L’ agghiacciante caso degli ultimi giorni (ieri il tremendo funerale di Elena e Diego) conferma che la società attuale ha nel suo intimo insidie ben peggiori del Coronavirus: la “crisi di valori” è ormai espressione generica e strausata. Qui, siamo proprio all’ impossibilità di trovare un senso alla propria esistenza individuale, e al trascinare nel proprio Nulla esattamente le persone che sarebbero le più care, irrinunciabili e amate. Non sembra che entrambi avessero problemi economici, anzi il Filippone ricopriva un ruolo di rilievo in una prestigiosa azienda tessile del Pescarese interno. Le fotografie di tutte queste famiglie ci guardano misteriosamente con i loro sorrisi, le spose raggianti nel “giorno più bello”, i bambini felici ma destinati a non vedere l’adolescenza.

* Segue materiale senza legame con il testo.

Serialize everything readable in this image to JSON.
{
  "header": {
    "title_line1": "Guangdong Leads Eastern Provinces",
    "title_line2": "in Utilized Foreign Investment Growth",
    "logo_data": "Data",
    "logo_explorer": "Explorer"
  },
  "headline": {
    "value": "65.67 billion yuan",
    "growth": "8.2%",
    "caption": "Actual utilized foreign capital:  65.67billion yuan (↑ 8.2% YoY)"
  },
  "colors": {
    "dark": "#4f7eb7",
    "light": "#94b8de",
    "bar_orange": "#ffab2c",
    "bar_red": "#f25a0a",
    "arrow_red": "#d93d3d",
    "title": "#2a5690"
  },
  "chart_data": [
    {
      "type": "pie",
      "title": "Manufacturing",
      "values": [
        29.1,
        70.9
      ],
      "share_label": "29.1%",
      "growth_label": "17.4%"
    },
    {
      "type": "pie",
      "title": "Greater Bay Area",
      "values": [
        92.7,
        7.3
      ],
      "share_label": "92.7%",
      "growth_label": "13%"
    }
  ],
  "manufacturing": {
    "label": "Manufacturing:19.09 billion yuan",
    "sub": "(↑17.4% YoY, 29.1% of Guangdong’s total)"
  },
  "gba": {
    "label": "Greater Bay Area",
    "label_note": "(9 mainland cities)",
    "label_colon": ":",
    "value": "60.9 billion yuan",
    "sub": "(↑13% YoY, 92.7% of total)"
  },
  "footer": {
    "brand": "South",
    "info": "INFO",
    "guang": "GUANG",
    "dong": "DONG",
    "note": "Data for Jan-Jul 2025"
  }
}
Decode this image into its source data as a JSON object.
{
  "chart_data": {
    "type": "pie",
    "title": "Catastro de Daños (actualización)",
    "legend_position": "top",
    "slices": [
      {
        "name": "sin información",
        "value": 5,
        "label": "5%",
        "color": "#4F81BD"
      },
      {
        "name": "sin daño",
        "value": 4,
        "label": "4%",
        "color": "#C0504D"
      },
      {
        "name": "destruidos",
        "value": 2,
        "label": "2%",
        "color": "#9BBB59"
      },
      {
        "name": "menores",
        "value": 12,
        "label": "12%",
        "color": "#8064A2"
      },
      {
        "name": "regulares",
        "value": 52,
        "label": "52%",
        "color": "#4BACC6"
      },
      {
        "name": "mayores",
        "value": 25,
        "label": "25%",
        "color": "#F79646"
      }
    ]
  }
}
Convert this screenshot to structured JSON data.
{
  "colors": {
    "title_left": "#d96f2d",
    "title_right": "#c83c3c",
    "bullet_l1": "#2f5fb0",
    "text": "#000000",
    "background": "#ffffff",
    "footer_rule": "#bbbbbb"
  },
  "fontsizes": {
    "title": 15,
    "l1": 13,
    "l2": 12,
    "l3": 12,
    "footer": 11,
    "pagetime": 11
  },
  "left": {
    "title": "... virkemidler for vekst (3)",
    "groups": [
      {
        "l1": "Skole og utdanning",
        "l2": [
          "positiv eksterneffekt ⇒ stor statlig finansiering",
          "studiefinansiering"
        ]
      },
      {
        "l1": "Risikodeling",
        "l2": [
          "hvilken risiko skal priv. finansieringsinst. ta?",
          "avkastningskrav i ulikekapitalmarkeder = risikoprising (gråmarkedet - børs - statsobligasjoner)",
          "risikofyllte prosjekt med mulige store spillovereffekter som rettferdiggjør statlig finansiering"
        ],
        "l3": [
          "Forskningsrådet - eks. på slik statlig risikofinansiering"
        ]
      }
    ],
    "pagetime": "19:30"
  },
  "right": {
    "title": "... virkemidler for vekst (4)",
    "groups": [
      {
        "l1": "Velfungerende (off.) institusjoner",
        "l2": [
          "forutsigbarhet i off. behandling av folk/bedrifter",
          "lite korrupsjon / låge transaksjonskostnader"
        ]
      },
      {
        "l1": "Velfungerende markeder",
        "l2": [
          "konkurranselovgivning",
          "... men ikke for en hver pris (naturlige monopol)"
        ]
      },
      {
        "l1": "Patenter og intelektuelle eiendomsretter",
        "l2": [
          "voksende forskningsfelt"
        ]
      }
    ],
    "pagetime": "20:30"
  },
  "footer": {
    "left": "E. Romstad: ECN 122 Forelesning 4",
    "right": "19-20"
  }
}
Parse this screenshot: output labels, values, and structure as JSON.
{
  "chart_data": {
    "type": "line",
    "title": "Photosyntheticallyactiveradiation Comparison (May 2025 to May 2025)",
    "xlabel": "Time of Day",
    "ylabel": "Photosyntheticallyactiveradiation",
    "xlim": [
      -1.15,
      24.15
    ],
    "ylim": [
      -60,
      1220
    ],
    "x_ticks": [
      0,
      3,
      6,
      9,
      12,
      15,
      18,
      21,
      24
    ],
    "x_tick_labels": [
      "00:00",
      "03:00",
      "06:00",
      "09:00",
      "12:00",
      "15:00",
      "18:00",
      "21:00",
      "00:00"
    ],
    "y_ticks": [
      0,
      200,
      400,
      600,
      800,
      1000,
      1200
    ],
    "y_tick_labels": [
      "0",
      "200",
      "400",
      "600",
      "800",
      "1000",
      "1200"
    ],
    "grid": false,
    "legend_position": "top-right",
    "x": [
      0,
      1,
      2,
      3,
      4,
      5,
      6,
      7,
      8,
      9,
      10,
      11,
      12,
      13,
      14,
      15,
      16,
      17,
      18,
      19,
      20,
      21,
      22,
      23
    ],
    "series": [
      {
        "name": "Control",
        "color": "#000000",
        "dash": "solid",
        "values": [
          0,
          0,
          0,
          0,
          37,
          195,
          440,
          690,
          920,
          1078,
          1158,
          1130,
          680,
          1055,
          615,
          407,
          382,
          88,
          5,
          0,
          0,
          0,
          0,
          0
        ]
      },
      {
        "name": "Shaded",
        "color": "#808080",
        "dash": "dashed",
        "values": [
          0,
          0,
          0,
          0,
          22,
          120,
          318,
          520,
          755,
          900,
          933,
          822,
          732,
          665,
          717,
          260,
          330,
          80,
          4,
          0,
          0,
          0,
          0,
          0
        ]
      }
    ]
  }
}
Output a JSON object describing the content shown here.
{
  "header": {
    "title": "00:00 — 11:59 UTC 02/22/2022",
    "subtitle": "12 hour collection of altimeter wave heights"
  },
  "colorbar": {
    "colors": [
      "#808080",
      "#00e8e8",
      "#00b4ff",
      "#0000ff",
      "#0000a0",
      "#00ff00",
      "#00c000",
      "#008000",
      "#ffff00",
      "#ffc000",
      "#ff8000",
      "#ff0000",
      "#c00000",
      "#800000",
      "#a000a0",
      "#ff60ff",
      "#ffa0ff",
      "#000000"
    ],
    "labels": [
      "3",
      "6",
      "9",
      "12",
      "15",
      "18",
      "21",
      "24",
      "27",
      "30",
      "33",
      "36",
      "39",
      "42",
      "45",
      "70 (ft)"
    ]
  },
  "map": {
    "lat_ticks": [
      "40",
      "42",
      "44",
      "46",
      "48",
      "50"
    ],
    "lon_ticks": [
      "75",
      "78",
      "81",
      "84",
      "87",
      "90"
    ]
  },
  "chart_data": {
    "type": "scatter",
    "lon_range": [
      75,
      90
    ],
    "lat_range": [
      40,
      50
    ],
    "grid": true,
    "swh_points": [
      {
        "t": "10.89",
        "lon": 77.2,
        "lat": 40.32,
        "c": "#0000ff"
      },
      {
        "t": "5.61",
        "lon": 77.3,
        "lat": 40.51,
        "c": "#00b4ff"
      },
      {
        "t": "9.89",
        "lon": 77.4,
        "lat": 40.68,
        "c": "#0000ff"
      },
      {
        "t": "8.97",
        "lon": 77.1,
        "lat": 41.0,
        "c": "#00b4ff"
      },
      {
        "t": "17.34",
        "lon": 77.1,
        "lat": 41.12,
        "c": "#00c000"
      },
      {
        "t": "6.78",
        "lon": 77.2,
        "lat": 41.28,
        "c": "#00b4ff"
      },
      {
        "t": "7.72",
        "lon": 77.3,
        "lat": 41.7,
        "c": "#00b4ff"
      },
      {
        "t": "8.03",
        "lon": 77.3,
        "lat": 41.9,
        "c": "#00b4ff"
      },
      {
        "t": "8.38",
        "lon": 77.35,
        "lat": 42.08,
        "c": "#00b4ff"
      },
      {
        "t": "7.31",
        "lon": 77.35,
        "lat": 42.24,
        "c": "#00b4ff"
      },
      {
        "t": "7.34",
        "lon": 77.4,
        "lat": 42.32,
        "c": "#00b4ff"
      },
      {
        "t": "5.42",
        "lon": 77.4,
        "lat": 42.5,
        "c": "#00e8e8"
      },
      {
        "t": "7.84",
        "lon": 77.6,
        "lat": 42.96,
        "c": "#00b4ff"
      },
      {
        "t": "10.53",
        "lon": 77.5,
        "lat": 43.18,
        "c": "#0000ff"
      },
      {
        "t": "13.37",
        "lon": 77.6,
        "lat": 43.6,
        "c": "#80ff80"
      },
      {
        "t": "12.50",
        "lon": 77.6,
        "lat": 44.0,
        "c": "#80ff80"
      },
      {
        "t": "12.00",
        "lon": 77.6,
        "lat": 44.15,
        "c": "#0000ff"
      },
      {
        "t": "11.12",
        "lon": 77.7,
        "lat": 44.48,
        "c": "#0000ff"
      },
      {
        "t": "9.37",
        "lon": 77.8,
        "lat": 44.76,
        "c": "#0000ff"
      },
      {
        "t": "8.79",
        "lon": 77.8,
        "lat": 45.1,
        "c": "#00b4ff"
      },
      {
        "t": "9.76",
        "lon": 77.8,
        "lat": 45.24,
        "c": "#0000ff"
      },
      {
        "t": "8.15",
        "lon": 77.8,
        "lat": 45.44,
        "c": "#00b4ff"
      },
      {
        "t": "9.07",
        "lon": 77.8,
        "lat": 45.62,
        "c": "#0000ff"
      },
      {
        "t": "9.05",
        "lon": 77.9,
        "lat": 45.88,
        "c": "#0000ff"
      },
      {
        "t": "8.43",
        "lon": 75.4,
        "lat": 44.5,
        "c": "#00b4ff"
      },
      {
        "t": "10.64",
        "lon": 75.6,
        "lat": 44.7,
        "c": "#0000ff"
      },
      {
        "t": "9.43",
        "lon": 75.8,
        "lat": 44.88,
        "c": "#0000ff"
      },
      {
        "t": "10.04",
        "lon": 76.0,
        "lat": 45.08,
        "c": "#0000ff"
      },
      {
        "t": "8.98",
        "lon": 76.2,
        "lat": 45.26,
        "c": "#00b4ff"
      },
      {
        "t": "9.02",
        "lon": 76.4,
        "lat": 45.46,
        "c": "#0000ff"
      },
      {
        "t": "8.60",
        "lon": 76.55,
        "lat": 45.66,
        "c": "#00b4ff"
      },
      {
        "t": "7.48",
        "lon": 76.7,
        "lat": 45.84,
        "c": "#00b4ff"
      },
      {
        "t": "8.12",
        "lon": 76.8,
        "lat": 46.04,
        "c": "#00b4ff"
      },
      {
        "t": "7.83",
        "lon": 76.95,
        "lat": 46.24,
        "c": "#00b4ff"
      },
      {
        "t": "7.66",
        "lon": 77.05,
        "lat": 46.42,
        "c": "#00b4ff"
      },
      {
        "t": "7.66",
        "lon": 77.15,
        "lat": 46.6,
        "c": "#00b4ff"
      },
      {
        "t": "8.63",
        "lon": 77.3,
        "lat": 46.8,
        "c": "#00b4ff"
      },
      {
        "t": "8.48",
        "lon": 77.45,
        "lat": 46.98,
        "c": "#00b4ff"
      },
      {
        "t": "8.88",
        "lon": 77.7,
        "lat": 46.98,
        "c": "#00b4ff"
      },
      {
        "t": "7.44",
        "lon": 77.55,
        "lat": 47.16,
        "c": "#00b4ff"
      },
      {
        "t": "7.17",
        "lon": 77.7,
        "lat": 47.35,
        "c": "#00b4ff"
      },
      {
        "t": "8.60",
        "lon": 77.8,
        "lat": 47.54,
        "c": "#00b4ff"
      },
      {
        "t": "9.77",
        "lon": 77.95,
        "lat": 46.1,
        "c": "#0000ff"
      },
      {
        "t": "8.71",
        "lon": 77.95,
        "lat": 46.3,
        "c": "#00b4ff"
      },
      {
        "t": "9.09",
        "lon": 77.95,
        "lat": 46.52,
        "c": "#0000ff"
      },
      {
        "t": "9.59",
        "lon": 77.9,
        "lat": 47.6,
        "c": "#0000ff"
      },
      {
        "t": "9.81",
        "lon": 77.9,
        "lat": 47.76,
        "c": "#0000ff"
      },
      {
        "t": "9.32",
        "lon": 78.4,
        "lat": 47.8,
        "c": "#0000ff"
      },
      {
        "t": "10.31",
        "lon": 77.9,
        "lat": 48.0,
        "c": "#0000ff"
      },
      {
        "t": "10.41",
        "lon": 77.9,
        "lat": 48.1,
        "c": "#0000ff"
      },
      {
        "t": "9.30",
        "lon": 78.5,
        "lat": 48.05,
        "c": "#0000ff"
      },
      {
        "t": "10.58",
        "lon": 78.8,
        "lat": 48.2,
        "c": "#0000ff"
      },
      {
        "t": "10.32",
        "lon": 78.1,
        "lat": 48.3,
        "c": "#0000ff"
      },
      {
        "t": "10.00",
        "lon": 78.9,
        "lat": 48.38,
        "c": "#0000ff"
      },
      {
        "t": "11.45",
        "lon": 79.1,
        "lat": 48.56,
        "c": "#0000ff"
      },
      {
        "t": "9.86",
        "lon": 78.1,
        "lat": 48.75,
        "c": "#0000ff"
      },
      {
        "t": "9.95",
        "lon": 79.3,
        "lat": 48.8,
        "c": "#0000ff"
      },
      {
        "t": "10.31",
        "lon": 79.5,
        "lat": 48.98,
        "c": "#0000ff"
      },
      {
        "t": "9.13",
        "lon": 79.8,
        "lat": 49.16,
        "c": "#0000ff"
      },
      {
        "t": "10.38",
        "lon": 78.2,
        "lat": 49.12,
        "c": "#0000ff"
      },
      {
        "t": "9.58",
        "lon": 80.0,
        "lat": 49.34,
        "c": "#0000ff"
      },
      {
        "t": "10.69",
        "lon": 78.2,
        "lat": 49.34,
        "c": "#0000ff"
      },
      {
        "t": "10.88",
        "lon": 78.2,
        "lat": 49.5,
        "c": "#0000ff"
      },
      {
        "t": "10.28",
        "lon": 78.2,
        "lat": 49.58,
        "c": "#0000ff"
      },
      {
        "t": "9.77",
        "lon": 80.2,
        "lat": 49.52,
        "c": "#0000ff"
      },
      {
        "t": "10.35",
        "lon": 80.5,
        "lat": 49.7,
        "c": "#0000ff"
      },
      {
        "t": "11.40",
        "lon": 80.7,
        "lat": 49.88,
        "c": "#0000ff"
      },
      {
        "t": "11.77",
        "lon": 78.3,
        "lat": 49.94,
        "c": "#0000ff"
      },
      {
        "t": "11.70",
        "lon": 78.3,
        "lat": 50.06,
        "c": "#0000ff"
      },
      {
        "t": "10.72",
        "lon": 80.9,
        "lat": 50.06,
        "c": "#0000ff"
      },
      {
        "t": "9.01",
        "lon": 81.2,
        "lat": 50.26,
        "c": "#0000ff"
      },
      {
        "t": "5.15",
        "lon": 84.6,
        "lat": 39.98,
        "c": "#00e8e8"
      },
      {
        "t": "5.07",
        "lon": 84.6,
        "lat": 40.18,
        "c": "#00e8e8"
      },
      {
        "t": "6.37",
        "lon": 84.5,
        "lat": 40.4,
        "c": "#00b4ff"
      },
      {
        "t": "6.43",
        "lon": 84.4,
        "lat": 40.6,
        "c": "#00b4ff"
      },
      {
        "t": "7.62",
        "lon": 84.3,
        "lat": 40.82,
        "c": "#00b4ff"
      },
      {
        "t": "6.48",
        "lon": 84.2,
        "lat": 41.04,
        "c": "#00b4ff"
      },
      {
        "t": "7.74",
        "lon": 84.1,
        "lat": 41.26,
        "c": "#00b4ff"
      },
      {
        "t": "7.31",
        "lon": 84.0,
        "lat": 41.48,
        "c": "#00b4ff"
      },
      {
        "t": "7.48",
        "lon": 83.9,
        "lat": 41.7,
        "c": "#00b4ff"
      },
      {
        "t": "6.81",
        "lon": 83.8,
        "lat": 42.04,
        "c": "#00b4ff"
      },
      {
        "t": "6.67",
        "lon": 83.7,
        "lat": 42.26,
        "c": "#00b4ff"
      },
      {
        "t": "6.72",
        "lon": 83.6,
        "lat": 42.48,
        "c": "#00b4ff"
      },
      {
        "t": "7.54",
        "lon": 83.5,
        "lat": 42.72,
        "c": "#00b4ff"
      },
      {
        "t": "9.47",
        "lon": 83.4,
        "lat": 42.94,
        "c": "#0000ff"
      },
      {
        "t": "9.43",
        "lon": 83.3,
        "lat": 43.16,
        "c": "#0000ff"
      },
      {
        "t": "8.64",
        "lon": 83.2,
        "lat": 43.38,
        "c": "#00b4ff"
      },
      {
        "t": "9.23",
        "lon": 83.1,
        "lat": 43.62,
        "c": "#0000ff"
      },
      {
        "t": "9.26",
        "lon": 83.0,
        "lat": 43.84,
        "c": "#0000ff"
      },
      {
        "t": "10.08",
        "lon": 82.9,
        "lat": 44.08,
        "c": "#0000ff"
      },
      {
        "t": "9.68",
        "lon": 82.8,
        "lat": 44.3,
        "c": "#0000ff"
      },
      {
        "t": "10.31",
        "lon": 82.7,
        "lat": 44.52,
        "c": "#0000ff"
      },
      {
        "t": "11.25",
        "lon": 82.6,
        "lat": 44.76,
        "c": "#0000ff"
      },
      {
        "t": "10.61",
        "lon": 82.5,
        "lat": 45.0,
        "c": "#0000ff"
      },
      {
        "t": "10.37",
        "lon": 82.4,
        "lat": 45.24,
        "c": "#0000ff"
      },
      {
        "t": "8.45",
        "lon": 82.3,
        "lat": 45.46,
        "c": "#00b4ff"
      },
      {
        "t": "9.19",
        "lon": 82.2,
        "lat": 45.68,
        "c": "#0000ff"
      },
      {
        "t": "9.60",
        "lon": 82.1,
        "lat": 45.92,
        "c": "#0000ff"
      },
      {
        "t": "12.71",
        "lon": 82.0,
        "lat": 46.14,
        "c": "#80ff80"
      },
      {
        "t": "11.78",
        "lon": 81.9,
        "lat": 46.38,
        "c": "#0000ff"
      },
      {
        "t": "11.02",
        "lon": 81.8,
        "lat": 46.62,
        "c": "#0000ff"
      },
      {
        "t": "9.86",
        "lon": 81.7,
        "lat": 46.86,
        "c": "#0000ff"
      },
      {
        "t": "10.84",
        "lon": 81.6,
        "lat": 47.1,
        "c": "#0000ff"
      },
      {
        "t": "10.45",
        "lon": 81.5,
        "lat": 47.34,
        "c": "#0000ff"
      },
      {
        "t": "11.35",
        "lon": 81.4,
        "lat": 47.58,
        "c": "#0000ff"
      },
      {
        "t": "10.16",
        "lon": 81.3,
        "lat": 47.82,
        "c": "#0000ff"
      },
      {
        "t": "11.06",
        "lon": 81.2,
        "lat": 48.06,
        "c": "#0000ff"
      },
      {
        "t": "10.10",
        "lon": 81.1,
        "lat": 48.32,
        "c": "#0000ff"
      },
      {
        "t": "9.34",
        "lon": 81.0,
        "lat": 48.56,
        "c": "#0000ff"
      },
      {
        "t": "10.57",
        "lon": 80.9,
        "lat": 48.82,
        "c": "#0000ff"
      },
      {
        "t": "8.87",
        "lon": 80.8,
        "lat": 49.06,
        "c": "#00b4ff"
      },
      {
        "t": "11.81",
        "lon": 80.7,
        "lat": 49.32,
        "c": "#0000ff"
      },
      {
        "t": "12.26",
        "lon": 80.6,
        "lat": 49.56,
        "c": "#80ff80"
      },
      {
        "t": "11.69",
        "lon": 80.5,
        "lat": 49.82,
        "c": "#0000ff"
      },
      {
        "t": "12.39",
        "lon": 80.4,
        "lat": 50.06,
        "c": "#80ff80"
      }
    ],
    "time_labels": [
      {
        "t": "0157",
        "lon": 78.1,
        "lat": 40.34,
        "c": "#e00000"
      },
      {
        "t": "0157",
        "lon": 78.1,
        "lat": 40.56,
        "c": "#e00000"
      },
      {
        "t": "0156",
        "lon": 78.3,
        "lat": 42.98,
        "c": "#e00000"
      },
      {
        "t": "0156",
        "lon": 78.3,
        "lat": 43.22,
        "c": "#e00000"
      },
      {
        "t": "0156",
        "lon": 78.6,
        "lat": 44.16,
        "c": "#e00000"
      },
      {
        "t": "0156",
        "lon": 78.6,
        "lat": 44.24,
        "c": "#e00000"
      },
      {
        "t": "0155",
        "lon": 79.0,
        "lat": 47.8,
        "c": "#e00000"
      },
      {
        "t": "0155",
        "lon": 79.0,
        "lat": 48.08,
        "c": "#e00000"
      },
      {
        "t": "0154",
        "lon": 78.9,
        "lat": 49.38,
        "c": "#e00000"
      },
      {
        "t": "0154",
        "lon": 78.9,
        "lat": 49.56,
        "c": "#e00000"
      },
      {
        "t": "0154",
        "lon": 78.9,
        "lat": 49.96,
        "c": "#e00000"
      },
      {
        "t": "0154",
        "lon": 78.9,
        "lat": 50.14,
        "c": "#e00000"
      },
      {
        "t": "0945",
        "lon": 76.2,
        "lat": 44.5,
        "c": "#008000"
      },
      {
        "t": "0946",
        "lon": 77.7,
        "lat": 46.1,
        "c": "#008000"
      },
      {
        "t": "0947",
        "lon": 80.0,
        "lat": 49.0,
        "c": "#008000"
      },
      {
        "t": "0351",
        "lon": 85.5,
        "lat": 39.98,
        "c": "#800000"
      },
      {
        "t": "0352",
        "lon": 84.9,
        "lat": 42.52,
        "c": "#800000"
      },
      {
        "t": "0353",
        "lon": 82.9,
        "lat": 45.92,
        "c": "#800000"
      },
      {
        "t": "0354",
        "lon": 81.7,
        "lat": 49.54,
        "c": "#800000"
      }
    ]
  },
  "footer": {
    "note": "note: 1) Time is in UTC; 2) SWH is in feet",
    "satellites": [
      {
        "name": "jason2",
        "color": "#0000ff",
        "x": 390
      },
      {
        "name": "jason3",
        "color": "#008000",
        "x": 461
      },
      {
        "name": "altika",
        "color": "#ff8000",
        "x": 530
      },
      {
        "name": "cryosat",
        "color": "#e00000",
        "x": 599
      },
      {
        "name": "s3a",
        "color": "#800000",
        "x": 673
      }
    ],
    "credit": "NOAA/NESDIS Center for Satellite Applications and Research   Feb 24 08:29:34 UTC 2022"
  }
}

Ci saranno parole commosse e attonite di giornalisti, preti celebranti il funerale con grande partecipazione pastorale, vicini e “comunità” che non “sanno spiegarsi” (“era una persona per bene e tranquilla, mai sentito alzare la voce”), poi tutto si spegnerà per accadere di nuovo.
A mio avviso, sono evidenti due fenomeni che nessuno vuole ammettere: il fallimento della società consumista e materialista di massa, e la profonda crisi della famiglia soprattutto nella figura maschile e paterna.
La fine delle ideologie tanto vantata dal main stream degli ultimi trenta anni non è la fine dell’appeal di idee “pericolose” in fondo soprattutto per il Sistema, ma proprio delle Idee, della visione dell’uomo come essere pensante (intellettuale) e spirituale (religioso). Che poi queste persone, latenti assassini spietati, abbiano, e spesso lo hanno, una notevole istruzione o bazzichino oratori e parrocchie, significa solo che sovente i “pezzi di carta” siano pure le lauree non producono cultura e che la Chiesa non forma cristiani ma parrocchiani o al massimo “cattolici impegnati”. Ma siccome in effetti è inevitabile che l’uomo non viva “di solo pane”, ecco che ci si rifugia quasi morbosamente nell’ intimità familiare, e questi “mostri” sono persino padri e mariti più affettuosi, premurosi e presenti di altri: lavoro e famiglia, e poi ancora lavoro e famiglia. Hanno anch’ essi cambiato pannolini e preparato e dato il latte, sono stati scrupolosi e rassegnati “mammi”.
Sane fissazioni o passioni culturali, o militanze appunto ideali, sono rigorosamente assenti; bisogni molti (la rata del mutuo o del SUV), sogni pochissimi (se non quelli del tipo delle prossime vacanze). Anche la possibile trasgressione dell’amante finisce in disastro: un Vittorio De Sica riusciva a tenere gioiosamente in piedi due famiglie, ora può finire in tragedia (vedi Salvatore Parolisi), e non ci sono più neanche i sani vecchi bordelli senza alcuna complicazione.
Ma la moglie “angelo del focolare”, logica e fondamentale seconda ruota dentata di tali situazioni non esiste più, anche laddove sia una delle ultime “casalinghe” o piuttosto rientri nel novero statistico della “disoccupazione femminile”, al loro primo, o secondo o terzo errore, se ne andrà: con i figli. La Famiglia non è più una istituzione a cui consacrare vocazioni, ma una esperienza emozionante e significativa: tutto qui. Ecco una conseguenza del secolarismo applicato alla sfera privata e intima.
E allora dentro queste esistenze, qualora la frustrazione sia a livelli straordinari, il Nulla viene spietatamente alla luce, e trascina con sé tutto e tutti.